Metallica rented an old army barracks on the Presidio of San Francisco, California and converted it into a makeshift studio in January 2001. As plans were being made to enter the studio to write and record its first album in nearly five years, Metallica postponed the recording due to the departure of Jason Newsted. Newsted left Metallica on January 17, 2001, stating his departure was due to "private and personal reasons and the physical damage I have done to myself over the years while playing the music that I love". Uncomfortable with immediately writing and recording with a new bassist, Metallica opted to include Bob Rock as bassist. The band stated they would find another bass player upon the album's completion.

In July 2001, recording came to a halt when James Hetfield entered rehab for alcoholism and other undisclosed addictions. Hetfield returned to the band in April of the next year, but was only allowed to work on the album from 12:00 to 4:00 PM. Due to his personal dilemmas, as well as Metallica's internal struggles, the band hired a personal enhancement coach, Phil Towle, to help them. This and the recording of the album was documented by filmmakers Joe Berlinger and Bruce Sinofsky. Throughout two years of filming, over 1,000 hours of video were recorded, documenting the band's recording process. Subsequent to the album's release, Berlinger and Sinofsky released the edited material as the film Some Kind of Monster.

Hetfield stated that the album was written with "a lot of passion in this". He said, "There's two years of condensed emotion in this. We've gone through a lot of personal changes, struggles, epiphanies, it's deep. It's so deep lyrically and musically. is just the best that it can be from us right now." The band purposely wanted a raw sound on the album; therefore Rock did not polish the sound while mixing. The band desired the raw sound because of the depth of the emotion they felt and did not want to "mess with it". Rock commented, "I wanted to do something to shake up radio and the way everything else sounds. To me, this album sounds like four guys in a garage getting together and writing rock songs.
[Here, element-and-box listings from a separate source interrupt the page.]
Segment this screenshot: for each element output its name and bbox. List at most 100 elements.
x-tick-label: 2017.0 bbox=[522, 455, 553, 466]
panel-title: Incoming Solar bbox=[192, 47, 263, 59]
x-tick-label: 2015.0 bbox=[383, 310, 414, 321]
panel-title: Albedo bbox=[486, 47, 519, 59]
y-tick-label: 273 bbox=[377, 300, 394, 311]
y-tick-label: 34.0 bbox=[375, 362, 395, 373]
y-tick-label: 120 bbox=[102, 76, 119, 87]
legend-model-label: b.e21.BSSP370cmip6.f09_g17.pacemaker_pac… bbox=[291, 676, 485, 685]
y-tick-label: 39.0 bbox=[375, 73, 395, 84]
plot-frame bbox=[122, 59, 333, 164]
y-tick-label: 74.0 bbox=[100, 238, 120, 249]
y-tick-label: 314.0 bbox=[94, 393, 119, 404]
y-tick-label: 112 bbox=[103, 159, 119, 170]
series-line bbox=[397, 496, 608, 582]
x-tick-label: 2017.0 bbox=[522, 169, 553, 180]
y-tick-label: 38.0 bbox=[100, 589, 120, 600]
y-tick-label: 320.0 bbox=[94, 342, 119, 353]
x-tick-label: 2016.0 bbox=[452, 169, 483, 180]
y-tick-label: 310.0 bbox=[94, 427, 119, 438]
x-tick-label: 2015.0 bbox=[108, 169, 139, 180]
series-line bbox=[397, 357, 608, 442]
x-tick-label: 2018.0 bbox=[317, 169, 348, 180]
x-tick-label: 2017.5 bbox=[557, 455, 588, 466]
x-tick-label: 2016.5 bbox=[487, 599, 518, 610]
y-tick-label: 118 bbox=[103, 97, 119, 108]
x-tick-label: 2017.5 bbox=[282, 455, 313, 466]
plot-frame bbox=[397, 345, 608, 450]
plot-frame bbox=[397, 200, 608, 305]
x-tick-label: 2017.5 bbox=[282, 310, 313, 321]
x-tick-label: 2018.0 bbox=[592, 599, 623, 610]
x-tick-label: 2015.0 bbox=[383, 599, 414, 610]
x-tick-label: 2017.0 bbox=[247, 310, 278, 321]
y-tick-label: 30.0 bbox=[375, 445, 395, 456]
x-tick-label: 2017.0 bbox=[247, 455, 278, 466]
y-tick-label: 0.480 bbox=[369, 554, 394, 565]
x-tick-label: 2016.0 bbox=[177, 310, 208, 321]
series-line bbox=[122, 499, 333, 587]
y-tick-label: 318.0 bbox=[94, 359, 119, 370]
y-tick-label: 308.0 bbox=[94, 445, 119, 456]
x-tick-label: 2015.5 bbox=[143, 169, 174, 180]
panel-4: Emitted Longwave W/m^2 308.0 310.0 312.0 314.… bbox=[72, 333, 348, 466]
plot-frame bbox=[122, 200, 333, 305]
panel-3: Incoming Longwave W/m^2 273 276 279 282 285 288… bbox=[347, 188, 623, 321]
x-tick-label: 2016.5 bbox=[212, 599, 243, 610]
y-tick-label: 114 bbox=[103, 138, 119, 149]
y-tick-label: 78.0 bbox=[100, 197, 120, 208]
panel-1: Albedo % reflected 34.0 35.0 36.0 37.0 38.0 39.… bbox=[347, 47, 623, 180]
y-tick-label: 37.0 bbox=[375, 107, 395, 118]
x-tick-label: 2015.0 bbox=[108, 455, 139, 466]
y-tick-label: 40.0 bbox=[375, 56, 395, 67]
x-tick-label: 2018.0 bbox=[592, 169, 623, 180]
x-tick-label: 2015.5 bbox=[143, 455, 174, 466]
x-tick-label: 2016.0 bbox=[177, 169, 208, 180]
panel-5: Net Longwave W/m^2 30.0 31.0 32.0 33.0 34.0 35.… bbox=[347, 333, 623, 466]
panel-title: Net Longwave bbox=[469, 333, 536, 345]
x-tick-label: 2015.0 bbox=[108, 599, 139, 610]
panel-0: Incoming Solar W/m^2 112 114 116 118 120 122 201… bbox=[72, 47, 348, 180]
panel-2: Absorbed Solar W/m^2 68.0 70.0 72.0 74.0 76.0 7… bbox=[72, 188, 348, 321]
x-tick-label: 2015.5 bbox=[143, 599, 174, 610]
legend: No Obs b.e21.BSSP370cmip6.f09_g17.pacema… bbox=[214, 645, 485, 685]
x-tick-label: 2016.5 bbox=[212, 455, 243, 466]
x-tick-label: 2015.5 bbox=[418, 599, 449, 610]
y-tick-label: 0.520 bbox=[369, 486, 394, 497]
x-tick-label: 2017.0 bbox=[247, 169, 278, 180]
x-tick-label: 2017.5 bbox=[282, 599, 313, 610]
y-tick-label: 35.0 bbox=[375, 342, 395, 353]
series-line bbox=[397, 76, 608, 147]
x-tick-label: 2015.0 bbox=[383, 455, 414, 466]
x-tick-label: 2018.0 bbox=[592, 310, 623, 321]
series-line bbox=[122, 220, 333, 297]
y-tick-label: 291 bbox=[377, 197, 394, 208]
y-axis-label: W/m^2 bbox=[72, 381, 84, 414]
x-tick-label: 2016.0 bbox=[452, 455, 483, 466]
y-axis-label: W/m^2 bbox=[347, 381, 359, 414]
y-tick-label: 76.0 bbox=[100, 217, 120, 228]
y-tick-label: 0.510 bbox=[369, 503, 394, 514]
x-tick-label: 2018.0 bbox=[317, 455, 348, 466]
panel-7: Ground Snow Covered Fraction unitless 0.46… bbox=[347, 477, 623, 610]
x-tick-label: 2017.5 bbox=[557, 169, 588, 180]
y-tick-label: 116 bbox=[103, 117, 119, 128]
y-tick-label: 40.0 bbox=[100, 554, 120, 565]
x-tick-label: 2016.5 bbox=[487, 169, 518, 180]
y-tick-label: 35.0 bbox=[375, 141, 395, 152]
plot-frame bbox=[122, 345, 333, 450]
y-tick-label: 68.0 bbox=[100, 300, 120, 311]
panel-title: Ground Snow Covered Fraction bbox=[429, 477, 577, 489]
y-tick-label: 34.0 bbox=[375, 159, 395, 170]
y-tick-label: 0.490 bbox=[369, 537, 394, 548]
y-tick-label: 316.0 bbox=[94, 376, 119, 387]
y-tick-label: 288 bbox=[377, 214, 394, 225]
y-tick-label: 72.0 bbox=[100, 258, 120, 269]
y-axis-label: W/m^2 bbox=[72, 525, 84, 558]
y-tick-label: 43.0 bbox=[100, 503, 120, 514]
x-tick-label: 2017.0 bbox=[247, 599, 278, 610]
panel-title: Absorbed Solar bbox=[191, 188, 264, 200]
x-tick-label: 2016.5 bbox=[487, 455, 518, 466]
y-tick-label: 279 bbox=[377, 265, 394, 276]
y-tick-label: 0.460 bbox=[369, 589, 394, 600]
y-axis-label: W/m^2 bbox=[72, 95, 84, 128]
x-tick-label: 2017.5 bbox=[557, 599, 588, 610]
There was really no time to get amazing performances out of James. We liked the raw performances. And we didn't do what everyone does and what I've been guilty of for a long time, which is tuning vocals. We just did it, boom, and that was it."

Guitarist Kirk Hammett commented on the lack of guitar solos on St. Anger, a departure from what Metallica has done in the past: "We wanted to preserve the sound of all four of us in a room just jamming. We tried to put guitar solos on, but we kept on running into this problem. It really sounded like an afterthought." Hammett said that he was happy with the final product. Rock stated, "We made a promise to ourselves that we'd only keep stuff that had integrity. We didn't want to make a theatrical statement by adding overdubs."

Drummer Lars Ulrich achieved a unique sound on St. Anger by turning off the snares on his snare drum resulting in a drum tone with far more "ring" than is usual in rock and metal. This sound received much backlash from fans and critics alike. Ulrich said, "One day I forgot to turn the snare on because I wasn't thinking about this stuff. At the playbacks, I decided I was really liking what I was hearing — it had a different ambience. It sang back to me in a beautiful way." Regarding the backlash about the sound, he stated, "It's crazy, that kind of closed-mindedness." Rock said, "I would say I've only this brutal when I've done demos. It probably sounds heavier because it's Metallica, but really this was a 15-minutes-on-the-drum-sound type of thing."

When St. Anger was completed, Metallica kept true to its earlier statement and hired a new permanent bassist. In February 2003, Robert Trujillo joined the band. Trujillo appeared on the footage of studio rehearsals of St. Anger in its entirety, which was included on DVD in the album package.